I have also been very fortunate that my very talented friend Paloma of the wonderful Photography By Paloma over at http://www.photographybypaloma.co.uk has captured some images of me feeding Seth and Chlo. These are some of my favourite shots which perfectly sum up the closeness that I have felt with my babies while feeding them. The one of myself and Chlo also illustrates just how comfortable I became with feeding my babies in public. Long gone were the days when I would only feed Max underneath a scarf in a dark corner. What could be more natural than sitting in a field of lavender surrounded by the buzz of honey bees as I gave my daughter a quick drink.

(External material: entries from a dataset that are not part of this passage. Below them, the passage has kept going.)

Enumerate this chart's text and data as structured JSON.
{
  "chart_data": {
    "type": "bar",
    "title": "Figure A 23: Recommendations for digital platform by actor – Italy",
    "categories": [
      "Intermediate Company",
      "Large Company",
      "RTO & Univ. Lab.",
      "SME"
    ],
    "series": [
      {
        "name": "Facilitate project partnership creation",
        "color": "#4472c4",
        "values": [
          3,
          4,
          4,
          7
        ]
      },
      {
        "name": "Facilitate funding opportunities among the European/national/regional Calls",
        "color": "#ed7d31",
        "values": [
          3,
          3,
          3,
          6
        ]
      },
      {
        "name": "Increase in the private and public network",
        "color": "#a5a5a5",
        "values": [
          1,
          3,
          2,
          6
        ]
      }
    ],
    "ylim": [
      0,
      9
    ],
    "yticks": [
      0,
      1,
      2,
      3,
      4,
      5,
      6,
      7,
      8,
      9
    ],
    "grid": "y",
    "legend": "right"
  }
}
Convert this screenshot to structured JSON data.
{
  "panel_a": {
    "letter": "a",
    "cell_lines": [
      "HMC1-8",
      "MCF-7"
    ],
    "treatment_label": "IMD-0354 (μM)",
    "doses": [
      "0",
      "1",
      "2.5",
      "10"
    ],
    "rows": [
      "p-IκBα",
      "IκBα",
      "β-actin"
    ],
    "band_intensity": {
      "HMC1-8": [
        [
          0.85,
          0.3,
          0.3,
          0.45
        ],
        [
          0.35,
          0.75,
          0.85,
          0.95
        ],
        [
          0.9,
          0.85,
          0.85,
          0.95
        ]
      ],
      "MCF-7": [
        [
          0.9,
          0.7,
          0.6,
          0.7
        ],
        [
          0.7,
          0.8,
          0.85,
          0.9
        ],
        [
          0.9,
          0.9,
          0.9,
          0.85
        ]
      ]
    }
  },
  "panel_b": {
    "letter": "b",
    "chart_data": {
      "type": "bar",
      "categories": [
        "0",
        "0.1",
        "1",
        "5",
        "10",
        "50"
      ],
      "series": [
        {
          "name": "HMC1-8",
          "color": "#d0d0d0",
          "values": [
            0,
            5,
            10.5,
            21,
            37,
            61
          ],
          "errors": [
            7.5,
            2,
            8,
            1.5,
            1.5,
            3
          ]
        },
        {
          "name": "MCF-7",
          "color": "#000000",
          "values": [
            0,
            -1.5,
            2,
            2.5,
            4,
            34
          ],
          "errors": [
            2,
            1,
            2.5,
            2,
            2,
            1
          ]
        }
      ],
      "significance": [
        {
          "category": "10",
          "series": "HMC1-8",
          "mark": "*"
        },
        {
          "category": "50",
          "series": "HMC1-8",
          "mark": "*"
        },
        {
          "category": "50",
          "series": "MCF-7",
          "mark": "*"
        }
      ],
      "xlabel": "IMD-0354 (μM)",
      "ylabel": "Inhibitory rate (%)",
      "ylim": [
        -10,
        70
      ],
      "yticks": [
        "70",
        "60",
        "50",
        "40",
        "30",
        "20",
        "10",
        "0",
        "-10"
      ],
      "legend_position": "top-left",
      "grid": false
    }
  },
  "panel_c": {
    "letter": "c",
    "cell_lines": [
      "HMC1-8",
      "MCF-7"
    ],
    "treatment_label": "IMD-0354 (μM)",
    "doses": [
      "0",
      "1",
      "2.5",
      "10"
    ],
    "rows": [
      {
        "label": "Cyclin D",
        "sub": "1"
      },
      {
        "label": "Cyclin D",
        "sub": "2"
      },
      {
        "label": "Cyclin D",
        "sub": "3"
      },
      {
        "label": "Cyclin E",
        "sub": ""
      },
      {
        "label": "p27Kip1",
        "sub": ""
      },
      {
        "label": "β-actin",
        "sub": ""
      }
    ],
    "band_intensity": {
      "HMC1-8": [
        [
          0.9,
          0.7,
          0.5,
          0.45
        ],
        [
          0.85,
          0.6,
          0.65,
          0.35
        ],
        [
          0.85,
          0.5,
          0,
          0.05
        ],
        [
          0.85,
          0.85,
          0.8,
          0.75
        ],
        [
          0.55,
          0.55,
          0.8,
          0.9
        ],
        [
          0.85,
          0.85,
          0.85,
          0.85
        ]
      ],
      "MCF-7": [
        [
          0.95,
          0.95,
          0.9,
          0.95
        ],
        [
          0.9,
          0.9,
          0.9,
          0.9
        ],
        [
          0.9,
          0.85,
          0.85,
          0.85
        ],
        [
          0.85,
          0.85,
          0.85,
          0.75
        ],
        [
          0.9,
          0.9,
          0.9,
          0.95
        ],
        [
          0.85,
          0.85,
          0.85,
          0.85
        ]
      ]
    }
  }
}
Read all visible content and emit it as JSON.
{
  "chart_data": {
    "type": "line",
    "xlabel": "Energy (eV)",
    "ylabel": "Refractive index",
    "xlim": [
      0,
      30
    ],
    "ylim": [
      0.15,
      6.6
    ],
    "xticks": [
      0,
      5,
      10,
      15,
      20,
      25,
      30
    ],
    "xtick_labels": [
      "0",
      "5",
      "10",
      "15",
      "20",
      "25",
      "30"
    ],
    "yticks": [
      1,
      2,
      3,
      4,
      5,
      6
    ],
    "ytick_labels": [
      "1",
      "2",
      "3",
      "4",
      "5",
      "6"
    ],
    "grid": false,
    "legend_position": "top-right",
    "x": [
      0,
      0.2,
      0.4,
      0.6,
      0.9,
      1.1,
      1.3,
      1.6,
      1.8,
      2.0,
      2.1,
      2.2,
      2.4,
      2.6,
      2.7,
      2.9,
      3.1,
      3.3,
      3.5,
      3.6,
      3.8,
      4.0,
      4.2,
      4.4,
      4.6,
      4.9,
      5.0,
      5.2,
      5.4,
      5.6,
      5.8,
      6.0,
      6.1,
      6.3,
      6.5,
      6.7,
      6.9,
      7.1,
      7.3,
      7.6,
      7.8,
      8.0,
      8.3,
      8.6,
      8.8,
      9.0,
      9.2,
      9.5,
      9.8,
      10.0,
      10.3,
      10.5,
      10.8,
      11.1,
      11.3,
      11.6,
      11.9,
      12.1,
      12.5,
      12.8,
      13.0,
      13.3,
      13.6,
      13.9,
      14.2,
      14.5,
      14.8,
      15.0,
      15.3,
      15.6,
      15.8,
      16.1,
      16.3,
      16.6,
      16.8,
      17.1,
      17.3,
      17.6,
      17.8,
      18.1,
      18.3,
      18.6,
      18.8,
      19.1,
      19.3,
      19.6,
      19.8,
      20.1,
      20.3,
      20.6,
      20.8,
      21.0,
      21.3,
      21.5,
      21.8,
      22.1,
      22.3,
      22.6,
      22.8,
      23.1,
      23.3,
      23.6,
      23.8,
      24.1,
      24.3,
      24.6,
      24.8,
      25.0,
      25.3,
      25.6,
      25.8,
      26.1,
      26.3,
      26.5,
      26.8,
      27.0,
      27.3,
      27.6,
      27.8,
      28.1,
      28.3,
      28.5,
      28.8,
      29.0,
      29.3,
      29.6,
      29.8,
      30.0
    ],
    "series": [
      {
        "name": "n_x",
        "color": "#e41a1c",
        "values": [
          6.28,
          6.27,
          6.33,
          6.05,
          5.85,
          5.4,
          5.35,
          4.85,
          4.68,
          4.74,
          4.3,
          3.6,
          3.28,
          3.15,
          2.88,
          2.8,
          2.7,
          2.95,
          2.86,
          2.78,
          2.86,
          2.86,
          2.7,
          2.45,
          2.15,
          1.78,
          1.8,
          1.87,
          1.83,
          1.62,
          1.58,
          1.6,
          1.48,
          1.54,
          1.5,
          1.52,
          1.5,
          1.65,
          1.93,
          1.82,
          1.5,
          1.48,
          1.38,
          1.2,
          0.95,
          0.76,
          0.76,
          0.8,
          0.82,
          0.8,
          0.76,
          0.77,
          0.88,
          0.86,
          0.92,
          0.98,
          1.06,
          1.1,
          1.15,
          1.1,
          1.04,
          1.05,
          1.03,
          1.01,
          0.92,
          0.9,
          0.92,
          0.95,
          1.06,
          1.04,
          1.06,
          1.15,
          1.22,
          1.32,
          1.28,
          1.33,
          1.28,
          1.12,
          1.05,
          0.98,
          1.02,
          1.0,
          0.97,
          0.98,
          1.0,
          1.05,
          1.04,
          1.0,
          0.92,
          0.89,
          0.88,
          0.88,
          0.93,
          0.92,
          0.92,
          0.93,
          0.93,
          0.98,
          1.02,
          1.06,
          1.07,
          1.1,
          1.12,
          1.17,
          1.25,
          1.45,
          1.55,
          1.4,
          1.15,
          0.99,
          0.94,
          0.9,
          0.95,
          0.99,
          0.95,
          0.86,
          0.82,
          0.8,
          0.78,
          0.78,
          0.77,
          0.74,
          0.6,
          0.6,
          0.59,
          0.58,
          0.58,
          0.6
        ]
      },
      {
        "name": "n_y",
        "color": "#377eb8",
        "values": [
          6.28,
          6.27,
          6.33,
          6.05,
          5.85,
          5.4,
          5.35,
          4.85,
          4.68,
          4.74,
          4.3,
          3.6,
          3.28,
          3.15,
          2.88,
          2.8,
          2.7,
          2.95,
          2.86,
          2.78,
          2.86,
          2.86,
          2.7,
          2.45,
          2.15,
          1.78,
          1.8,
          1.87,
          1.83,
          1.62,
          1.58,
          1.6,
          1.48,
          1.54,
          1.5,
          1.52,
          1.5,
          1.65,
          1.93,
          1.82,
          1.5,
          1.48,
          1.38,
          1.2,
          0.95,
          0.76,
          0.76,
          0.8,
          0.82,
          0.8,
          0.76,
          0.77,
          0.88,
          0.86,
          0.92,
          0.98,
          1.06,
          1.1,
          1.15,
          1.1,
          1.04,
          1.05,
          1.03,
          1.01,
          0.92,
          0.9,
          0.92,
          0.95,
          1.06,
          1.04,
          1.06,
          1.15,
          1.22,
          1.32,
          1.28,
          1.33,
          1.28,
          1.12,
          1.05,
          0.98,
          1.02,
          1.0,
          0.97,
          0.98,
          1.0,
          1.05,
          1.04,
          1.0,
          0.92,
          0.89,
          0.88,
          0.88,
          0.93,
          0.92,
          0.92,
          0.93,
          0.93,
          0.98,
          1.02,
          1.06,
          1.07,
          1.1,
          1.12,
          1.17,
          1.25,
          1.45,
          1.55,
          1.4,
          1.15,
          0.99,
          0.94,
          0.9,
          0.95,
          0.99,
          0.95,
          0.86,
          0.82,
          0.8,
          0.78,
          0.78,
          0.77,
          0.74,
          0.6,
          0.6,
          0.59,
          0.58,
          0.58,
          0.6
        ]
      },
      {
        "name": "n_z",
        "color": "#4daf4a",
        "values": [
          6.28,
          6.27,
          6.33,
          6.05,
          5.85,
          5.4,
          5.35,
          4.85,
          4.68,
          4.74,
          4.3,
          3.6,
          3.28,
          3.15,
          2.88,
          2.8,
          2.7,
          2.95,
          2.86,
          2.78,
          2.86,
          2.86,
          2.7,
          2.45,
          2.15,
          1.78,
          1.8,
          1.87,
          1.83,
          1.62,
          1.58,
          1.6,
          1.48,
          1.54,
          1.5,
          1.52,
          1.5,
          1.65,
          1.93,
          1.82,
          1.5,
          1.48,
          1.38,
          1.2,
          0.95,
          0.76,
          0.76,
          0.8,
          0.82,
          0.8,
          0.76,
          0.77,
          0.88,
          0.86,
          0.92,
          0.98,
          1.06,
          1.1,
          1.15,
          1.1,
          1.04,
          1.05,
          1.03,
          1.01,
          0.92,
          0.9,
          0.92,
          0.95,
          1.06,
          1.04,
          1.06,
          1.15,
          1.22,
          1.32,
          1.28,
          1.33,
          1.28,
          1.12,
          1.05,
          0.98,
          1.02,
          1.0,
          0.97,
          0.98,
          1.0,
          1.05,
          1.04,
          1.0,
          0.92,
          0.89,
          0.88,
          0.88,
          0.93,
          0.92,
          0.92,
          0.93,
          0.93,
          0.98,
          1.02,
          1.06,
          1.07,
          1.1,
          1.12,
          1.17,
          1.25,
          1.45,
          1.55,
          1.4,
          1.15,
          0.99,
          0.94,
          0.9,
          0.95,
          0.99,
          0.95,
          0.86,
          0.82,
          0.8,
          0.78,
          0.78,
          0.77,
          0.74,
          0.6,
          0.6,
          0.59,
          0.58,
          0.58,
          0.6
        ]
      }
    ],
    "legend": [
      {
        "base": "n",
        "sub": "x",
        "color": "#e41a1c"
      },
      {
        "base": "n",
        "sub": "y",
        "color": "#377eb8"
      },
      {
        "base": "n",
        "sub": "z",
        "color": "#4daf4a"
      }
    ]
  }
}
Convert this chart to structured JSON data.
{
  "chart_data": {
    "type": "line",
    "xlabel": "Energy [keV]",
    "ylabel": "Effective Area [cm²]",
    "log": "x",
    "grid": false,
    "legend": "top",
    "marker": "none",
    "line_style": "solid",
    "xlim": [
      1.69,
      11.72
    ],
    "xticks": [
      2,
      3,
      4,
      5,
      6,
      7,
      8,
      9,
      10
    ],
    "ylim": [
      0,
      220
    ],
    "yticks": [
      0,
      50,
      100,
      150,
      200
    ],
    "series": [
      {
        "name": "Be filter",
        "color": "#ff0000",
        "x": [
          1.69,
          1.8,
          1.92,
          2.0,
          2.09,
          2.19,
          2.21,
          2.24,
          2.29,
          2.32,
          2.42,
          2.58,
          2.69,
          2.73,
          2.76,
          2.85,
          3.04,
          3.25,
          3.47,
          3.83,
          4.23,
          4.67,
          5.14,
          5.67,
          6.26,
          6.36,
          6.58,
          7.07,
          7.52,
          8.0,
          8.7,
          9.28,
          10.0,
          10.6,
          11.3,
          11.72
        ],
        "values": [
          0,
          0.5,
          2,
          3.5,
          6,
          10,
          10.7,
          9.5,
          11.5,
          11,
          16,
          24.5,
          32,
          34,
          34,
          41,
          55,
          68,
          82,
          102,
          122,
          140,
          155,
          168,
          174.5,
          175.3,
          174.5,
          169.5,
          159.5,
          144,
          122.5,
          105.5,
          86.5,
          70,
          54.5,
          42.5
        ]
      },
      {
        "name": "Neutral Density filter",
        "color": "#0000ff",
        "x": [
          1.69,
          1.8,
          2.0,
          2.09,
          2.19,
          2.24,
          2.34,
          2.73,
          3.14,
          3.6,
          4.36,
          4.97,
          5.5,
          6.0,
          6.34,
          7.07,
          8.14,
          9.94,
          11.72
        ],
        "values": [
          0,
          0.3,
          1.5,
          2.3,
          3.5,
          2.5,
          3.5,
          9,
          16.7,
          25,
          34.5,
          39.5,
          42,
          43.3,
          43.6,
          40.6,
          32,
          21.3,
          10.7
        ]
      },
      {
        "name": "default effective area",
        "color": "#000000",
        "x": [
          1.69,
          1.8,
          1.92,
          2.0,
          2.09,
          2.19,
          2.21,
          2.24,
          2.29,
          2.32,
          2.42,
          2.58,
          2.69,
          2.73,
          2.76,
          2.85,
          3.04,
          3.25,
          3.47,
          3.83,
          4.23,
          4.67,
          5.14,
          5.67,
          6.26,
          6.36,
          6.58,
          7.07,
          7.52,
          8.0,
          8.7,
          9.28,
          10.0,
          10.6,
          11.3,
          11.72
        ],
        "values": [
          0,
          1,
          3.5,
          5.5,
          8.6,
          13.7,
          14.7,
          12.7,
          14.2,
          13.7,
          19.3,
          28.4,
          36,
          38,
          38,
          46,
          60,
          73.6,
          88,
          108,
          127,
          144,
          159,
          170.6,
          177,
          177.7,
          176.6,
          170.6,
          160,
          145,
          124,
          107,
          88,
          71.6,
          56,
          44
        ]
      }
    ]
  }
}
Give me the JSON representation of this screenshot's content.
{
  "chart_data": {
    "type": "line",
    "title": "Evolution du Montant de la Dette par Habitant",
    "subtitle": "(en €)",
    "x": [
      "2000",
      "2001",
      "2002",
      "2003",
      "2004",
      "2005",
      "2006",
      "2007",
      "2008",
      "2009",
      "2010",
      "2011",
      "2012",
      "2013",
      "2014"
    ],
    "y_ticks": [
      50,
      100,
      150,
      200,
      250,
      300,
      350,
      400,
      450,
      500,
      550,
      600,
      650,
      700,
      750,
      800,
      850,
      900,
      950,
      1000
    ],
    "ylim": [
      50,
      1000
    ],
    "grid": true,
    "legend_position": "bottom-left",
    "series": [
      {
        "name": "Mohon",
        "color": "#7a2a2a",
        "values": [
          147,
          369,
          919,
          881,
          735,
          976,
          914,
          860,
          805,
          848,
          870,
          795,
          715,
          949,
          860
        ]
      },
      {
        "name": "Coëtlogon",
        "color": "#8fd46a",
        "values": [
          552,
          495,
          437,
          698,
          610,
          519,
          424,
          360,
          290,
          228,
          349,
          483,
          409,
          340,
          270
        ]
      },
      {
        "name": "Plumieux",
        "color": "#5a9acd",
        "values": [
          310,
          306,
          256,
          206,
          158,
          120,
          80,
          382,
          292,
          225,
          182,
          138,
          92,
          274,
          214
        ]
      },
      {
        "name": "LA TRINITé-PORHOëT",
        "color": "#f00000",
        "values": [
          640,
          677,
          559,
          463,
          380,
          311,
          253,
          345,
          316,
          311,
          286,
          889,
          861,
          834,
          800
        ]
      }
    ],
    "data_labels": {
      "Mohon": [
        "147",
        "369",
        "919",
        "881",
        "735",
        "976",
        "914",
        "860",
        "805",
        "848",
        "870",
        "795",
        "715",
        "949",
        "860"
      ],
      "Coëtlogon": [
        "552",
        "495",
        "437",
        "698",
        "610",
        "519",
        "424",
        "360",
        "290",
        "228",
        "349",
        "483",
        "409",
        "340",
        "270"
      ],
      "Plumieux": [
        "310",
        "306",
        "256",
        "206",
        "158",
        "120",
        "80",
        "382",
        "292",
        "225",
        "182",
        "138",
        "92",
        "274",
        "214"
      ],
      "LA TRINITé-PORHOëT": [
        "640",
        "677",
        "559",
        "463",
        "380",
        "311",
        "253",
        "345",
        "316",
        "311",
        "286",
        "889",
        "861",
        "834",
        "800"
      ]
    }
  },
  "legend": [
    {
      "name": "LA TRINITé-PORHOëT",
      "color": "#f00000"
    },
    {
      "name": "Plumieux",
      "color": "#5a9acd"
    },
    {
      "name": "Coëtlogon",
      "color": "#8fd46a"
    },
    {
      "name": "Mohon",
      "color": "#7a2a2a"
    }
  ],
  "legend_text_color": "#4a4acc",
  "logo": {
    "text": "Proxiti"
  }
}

I also decided that I wanted to commission some jewellery using my breastmilk. When I first heard about this type of jewellery a few years ago, I thought it was definitely a bit too ‘new age’ for me but over time, I’ve started to realise that I am probably a full on wannabe ‘hippie’ at heart anyway. I love the idea a lasting keepsake that will remind me of the beautiful journey that myself, my babies and my boobs have been on. There are many jewellery makers in this area who work with precious inclusions and I did plenty of research before beginning. I finally settled on www.milkdiamond.co.uk who I initially contacted through Facebook. I sent some milk and within a few months I had a lovely ring and necklace to treasure. Hubby is a little creeped out by them – and I have no doubt in my mind that they will be marmite to the rest of the world – but I adore them and am so glad that I had them made.
And so, just like that, it has come to an end. And now I have my 3 month wait for more MRIs to confirm I am cancer free which will then allow myself and my team at Guys Hospital to pencil in the date for my surgery. With dates being pencilled in to calendars, and increased discussions about surgical options being shared with my loved ones, it is becoming so real. And now I have finished breastfeeding, there really is nothing to delay it any further. And while my nerves are starting to fray a little and my old anxieties are starting to creep in again, I have these three little anchors to remind me that what I am doing is SO necessary. The bond I have with them is everything and I am thankful every single day that they are mine and I am theirs. Whatever the rest of the year throws at me, I know that nothing can change that.
This year, rather than ‘resolutions’, I’ve set myself goals. Things I would like to achieve. Whilst I think I may have enough on my plate this year, I would certainly like to explore the possibility of beginning training to become a peer support for breastfeeding mums. There’s no getting away from the potential wonders of feeding your baby yourself. This was shared on Facebook recently and I love it!
By no means do I consider myself an expert, but I do have golden boobies after all which I might just be able to turn into golden support and advice. Breastfeeding is as hard as it is magical. It is empowering as well as constraining. The easist and hardest thing you’ll ever do. If you are on or about to begin your breastfeeding journey, I salute you! And I’m also terribly jealous – what I wouldn’t do to be embarking on it again myself.